Batch Geocoding with Python

You have a list of addresses, but you need to get GPS coordinates to crunch some numbers. Don’t despair, there is geocoding for this and Python provides some simple means to help dealing with the APIs out there.

One way to convert addresses is by using one of many geocoding APIs such as Google. This can be done by using the HTTP library requests, which can be used to access the Google Geocoding Servide as in the next snippet.

import requests
url = 'https://maps.googleapis.com/maps/api/geocode/json'
params = {'sensor': 'false', 'address': 'Centre Pompidou, Paris, FR'}
r = requests.get(url, params=params)
results = r.json()['results']
location = results[0]['geometry']['location']
lat, lng = location['lat'], location['lng']

An important thing to note for a large batch of addresses is that there are usage limits for this API (2500 free requests per day and 50 requests per second). If these limits are reached, the API returns OVER_QUERY_LIMIT response.

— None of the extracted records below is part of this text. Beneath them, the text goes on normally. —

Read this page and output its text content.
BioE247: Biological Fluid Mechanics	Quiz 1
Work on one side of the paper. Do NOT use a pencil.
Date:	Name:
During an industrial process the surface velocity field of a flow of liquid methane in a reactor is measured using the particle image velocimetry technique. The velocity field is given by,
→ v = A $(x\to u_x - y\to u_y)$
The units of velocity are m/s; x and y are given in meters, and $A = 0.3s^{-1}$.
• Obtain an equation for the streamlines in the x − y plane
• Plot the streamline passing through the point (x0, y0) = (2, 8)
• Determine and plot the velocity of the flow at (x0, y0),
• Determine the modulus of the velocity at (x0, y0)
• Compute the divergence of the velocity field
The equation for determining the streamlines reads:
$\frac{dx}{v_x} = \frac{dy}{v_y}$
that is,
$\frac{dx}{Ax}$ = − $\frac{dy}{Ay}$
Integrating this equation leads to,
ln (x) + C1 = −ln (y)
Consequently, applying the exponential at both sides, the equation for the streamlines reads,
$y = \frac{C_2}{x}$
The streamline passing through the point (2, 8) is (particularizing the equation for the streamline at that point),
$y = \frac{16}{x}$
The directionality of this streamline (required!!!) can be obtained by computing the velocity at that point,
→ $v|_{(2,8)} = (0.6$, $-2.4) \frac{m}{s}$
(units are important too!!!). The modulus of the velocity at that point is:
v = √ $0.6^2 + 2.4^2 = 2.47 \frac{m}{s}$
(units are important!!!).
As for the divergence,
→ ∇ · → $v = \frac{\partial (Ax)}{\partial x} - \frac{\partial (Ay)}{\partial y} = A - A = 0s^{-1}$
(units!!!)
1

Another way of retrieving latitude and longitude of addresses is by using the Python Geocoder library which is consistent accross multiple geocoding providers and quite easy to use. It also provides reverse geocoding, geocoding of IP addresses and some other handy tools which can be found in the documentation. As for our main goal, batch geocoding with the Google provider can be done in the following way.

import geocoder
import time

addresses = ['Centre Pompidou, Paris, FR', 'Times Square, NY', ...]
# Use a dictionary to collect all the geocoded addresses
coords = {}

for address in addresses:
    print(address)

    # Apply some sleep to ensure to be below 50 requests per second
    time.sleep(1)

    g = geocoder.google(address)
    if coords not in address:
        if g.status == 'OK':
            coords[address] = g.latlng
        else:
            print('status: {}'.format(g.status))

Important to note is that for some providers and some addresses it sometimes helps to run multiple trials if OVER_QUERY_LIMIT or ZERO_RESULTS comes as an response for g.status. Another thing to note is that some addresses with city in the string might return the city centroid coordinates if the address is ambiguous. This can be easily checked if different addresses result in the same GPS coordinates. Due to the limit of the Google provider I tend to use the ArcGIS Provider which uses the ArcGIS REST API.

The title image comes from a visualization with the data of the austrian monuments registry (Bundesdenkmalamt Denkmalverzeichnis) where I used geocoding with ArcGIS and I visualized the data using the Python API of Blender. The project can be seen in this repository and the code for geocoding can be found in the same repository in geocodeplaces.py.